Effectiveness is not something that is merely an output of activity. Nor is it simply some post-event audit process. Those who think that effectiveness is some post-rationalized bonus should be ejected. They bring our industry into disrepute. And those who don’t think their job is to change behaviour should equally be asked to leave.
Effectiveness is a fundamental part of the creative process. Indeed creative excellence begins with objectives. It is after all, relevant creativity that we are after. Relevant to the client’s business needs. And relevant to the needs wants and desires of the intended audiences.
Nonetheless, too many objectives are vague and utterly disconnected from creating economic value.

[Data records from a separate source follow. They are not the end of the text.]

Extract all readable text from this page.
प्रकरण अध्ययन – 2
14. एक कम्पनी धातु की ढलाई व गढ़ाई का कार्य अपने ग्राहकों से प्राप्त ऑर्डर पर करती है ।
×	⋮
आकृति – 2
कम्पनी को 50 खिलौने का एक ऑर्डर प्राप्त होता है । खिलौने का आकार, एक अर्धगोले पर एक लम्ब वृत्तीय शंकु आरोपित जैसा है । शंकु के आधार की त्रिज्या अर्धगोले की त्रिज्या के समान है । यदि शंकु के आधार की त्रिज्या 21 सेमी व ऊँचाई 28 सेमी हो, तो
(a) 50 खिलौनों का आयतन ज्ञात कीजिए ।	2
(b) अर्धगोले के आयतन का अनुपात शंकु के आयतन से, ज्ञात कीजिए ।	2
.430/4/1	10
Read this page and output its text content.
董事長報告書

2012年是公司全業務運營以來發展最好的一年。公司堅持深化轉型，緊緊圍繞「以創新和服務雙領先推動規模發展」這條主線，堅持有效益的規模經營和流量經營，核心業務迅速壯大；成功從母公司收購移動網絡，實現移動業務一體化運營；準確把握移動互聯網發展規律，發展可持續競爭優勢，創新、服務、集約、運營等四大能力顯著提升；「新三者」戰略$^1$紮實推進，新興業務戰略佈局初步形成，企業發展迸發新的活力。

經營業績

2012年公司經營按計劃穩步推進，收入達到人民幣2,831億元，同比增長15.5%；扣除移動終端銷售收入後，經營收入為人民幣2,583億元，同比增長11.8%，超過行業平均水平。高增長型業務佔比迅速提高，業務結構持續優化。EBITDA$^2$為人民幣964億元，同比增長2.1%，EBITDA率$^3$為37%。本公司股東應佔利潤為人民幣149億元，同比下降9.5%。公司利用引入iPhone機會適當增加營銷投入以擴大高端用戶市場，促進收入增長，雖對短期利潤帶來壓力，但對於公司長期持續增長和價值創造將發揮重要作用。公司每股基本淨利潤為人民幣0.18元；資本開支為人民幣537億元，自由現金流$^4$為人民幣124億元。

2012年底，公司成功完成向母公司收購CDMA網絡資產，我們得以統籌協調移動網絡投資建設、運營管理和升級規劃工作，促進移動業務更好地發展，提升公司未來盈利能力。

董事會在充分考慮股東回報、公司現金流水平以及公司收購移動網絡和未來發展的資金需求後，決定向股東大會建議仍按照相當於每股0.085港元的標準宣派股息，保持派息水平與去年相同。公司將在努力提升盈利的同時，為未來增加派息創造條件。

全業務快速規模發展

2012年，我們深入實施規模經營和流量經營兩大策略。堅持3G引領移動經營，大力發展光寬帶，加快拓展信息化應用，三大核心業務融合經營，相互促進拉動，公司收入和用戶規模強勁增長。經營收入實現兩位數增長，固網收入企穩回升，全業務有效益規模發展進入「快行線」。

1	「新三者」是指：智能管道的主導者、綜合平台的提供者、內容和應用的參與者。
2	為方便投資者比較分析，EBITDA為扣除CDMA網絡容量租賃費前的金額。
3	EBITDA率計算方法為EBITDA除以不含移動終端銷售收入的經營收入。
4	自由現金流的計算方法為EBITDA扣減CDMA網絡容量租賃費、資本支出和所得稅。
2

Launching ‘a brand campaign’, ‘entering popular culture’ or tripling the number of Facebook fans are in isolation, as utterly irrelevant objectives as the creative brief that states the role of communications to be to ‘raise awareness.’
One of the wonderful things about the burgeoning technology that surrounds us is that it affords us an ever greater quantity and variety of consumer data. But a note of caution must be sounded. On their own, likes, clicks, views, re-Tweets, pass-ons and so on are no more evidence of effectiveness than an opportunity to see in a traditional media buy. Yet agency credentials and reels are littered with case studies that assume the job was completed when ‘the blogosphere blew up.’ The inability of some to distinguish between intermediate effects and effectiveness is nothing short of tragic.
So a plea to clients and planners alike. Don’t start, don’t pass Go, don’t waste creatives’ time unless you can confidently and clearly provide practical, useful answers to the following:
- What precisely, is the commercial opportunity or problem?
- What specific change in consumer behaviour is required?
- What precisely is the role of communications in achieving this change?
- And given all the other factors that can impact consumer behavior and the business, what intermediate measures will indicate that our activity is working?
The Old Spice work has been an enormously noisy, entertaining, and popular piece of creativity. But it wasn’t just some shot in the dark. The understanding of the problem (most body wash is bought by women, so most men use ladies body wash), and the ability to translate that into an objective (get men and women talking about body wash and considering a body wash for blokes) were key to unlocking the man your man could smell like.
Our value lies in applying creativity to solving business issues. The data clearly demonstrates that great creativity is a multiplier of effectiveness. And most of us recognize that great creativity requires risk taking on everybody’s part. But it must be calculated risk.
Without treating effectiveness as an input – without a clear understanding of what exactly it is we’re trying to achieve and how it will create economic value – creative risk taking isn’t risk taking. It’s stupidity.